I snipered it off ebay for fifty bucks with the intention of either restoring it (if the tree is solid which it seems to be) or just getting new leather on it and having something cool to look at on my awesome wood saddle stand.
I can't for the life of me figure out what the heck it is though, other than it's obviously some time of plantation-style saddle. It's not a Buena Vista, not a Minihan, pretty sure it's not a Wilbourne (seat is too narrow) and although it looks close to some Kentucky rollbacks I've seen I'm not really sure if it's one of those either. All I know is it came from Virginia.
It is smiply an old style plantation saddle with a trapunto or "quilted" seat. It is not a KY stitchdown because the seat leather does not appear to be stitched down like the KY Stitchdowns or the so-called Minnihan saddles (KY stitchdown is a style of "plantation" saddle, Minnihan was a particular saddlemaker known for his Ky stitchdowns.)

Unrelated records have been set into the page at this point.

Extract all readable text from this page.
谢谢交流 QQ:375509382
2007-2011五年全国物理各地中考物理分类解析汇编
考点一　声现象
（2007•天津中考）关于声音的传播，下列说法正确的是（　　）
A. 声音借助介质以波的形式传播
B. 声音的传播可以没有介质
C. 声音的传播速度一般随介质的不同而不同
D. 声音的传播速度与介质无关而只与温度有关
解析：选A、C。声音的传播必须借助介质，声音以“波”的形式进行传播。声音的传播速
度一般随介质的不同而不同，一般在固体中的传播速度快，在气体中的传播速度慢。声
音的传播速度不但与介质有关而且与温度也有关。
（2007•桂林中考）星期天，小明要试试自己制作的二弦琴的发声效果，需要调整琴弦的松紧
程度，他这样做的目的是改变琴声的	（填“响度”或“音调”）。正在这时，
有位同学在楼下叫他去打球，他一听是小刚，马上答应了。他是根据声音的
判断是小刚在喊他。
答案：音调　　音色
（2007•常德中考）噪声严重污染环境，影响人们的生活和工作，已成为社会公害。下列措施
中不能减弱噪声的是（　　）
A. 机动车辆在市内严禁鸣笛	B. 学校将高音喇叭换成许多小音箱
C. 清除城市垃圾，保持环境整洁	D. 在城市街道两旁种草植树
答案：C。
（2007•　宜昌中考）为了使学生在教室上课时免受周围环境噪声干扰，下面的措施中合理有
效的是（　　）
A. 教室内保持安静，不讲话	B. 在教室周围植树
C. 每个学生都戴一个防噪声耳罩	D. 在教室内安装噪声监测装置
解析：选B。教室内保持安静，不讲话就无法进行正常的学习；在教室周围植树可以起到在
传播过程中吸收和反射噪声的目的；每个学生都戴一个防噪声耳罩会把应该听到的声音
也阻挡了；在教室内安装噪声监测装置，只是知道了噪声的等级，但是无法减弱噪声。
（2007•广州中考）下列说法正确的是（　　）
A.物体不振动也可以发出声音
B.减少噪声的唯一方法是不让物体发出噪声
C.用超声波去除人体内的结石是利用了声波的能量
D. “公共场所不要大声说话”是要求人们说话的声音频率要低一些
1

There were many many independent saddlemakers all over the country with small shops, particularly in the South and old northwest (now the midwest). The each had their own "version" of the "plantation" saddle.

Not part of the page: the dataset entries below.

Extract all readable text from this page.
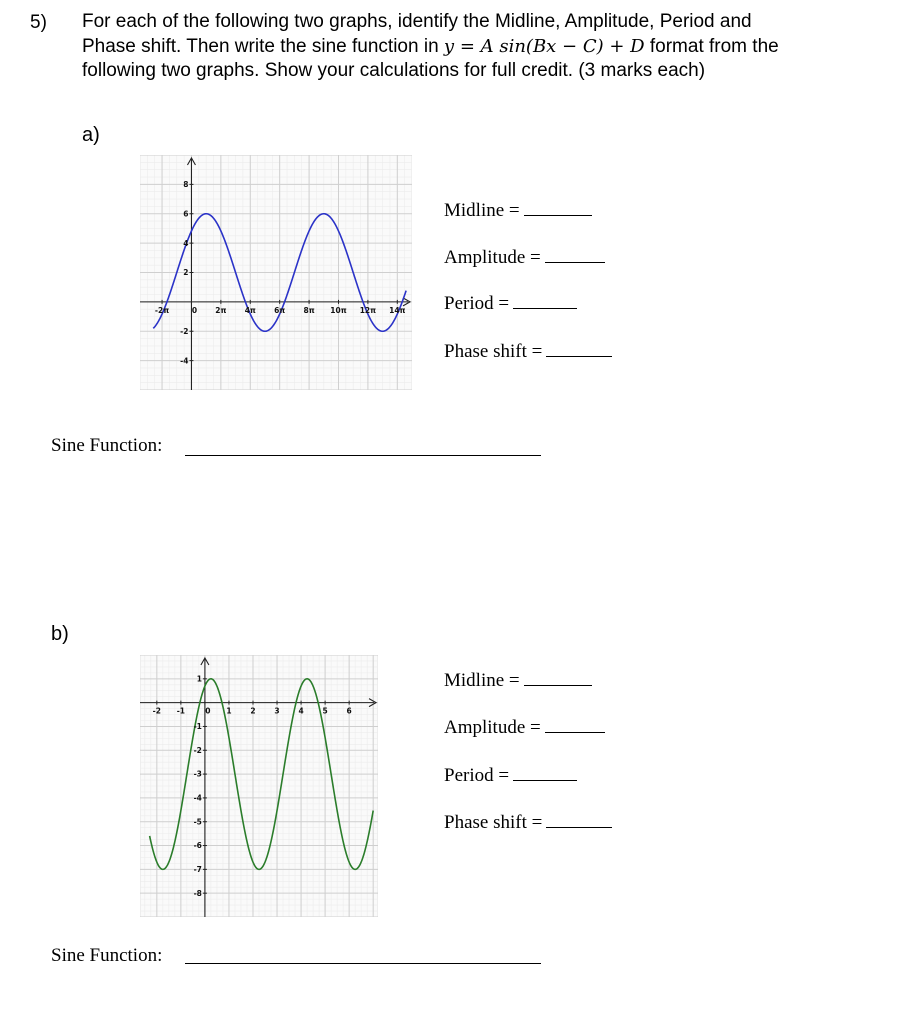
5) For each of the following two graphs, identify the Midline, Amplitude, Period and
Phase shift. Then write the sine function in y = A sin(Bx − C) + D format from the
following two graphs. Show your calculations for full credit. (3 marks each)
a)
-2π	0 2π 4π 6π 8π 10π 12π 14π
8
6
4
2
-2
-4
Midline =
Amplitude =
Period =
Phase shift =
Sine Function:
b)
-2 -1	0 1	2	3	4	5	6
1
-1
-2
-3
-4
-5
-6
-7
-8
Midline =
Amplitude =
Period =
Phase shift =
Sine Function:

If you can see the tree and how it is constructed, that could help you get an idea of the age. What does the underside look like? Does it have two billets on each side dor just one wide one? Is it rigged English style with billets, or western rigged for a cinch?

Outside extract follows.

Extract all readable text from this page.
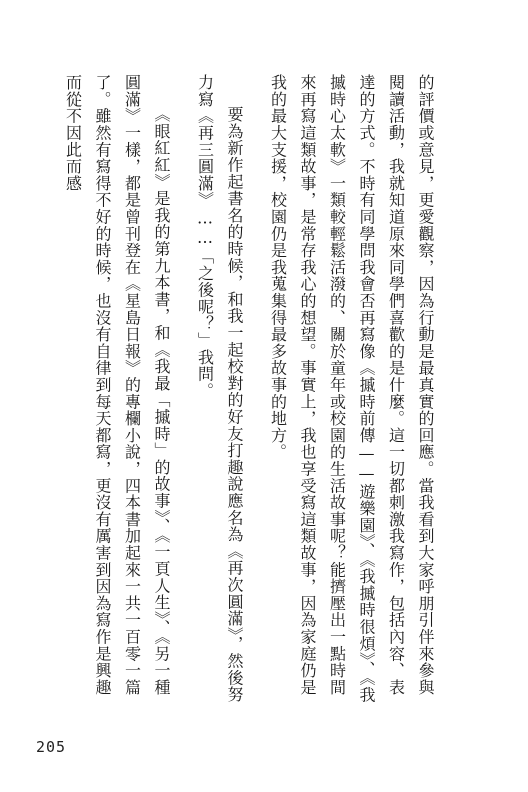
的評價或意見，更愛觀察，因為行動是最真實的回應。當我看到大家呼朋引伴來參與閱讀活動，我就知道原來同學們喜歡的是什麼。這一切都刺激我寫作，包括內容、表達的方式。不時有同學問我會否再寫像《摵時前傳——遊樂園》、《我摵時很煩》、《我摵時心太軟》一類較輕鬆活潑的、關於童年或校園的生活故事呢？能擠壓出一點時間來再寫這類故事，是常存我心的想望。事實上，我也享受寫這類故事，因為家庭仍是我的最大支援，校園仍是我蒐集得最多故事的地方。

要為新作起書名的時候，和我一起校對的好友打趣說應名為《再次圓滿》，然後努力寫《再三圓滿》……「之後呢？」我問。

《眼紅紅》是我的第九本書，和《我最「摵時」的故事》、《一頁人生》、《另一種圓滿》一樣，都是曾刊登在《星島日報》的專欄小說，四本書加起來一共一百零一篇了。雖然有寫得不好的時候，也沒有自律到每天都寫，更沒有厲害到因為寫作是興趣而從不因此而感

205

Many of the older saddles had heavy ticking stuffed with hair on the underside or some other material - not leather. I have a lady's saddle that is similar to this one and it has brown velvet stuffed with horse hair on the underside.
I also have a restored Ky Stitchdown and a rolled cantle plantation saddle.
Of course, I have several "Genuine Buena Vista" saddles. The Buena Vista is a particular pattern of plantation saddle that was developed by one saddlemaker from Buena Vista who sold the "pattern" for his saddle to saddlemakers all over the country. He also sold the stamp that said "Genuine Buena Vista" for them to mark their saddles made from his pattern. Many people think that the number 317, 318 or 319 often found above the "genuine" oval is the number of the saddle or the style. It acually menas the saddle has a 3 inch gullet and a 17, 19 or 18 inch seat. The saddles with the 3 inch gullets are the most common.
At one time the Bona Allen saddle company even made "Genuine Buena Vista" saddles, but that was in the mid-20th century, not the 19th century. Of course, many people are familiar with the Buena Vista saddles made by Simco and and othe small modern saddle companies.
If you go to the website for Hillcrest Saddles, there is a very good brief history of plantation-style saddles on that site. Just type in "Hillcrest Saddles." Hillcrest makes custom Buena Vista and Ky stitchdown saddles by hand and they are each a work of art. The are pricey but well worth it.
The saddle has a wooden tree covered in what looks like some kind of cloth but I haven't got far enough into it to be 100% sure. It's got single-billet rigging. The underside is not padded, it's just leather over the bars. The padding under the seat is horsehair and straw, and the cantle roll is stuffed with horsehair.
I've seen the Hillcrest saddles and absolutely LOVE them and my stepdad is actually thinking about custom ordering one (it's a toss up between them and High Cotton, he hasn't decided yet). I was considering ordering one myself but I lucked into a used Eli Miller Buena Vista that I found on ebay and since it turned out the seller was only 10 miles from me I bought that instead (and made a new friend too!)
I also purchased an original Minihan saddle, you can still even make out the faint maker's mark on it. What a neat saddle! The original seat still has all the stitching in it and the only thing that has been replaced on it is the canvas on the bottom and the stirrup leathers.
Unfortunately I've been unable to find a mark on the other saddle though. Maybe I'll find something on it while stripping it down to the tree.
Thanks for all the info on the Buena Vistas! I've been on the hunt for another one, I love the way they ride. The Eli Miller is too wide for my base narrow, slab-sided, high withered horse. He must be built like the horses of long ago because those old saddles from the late 1800's-early 1900's fit him like a glove.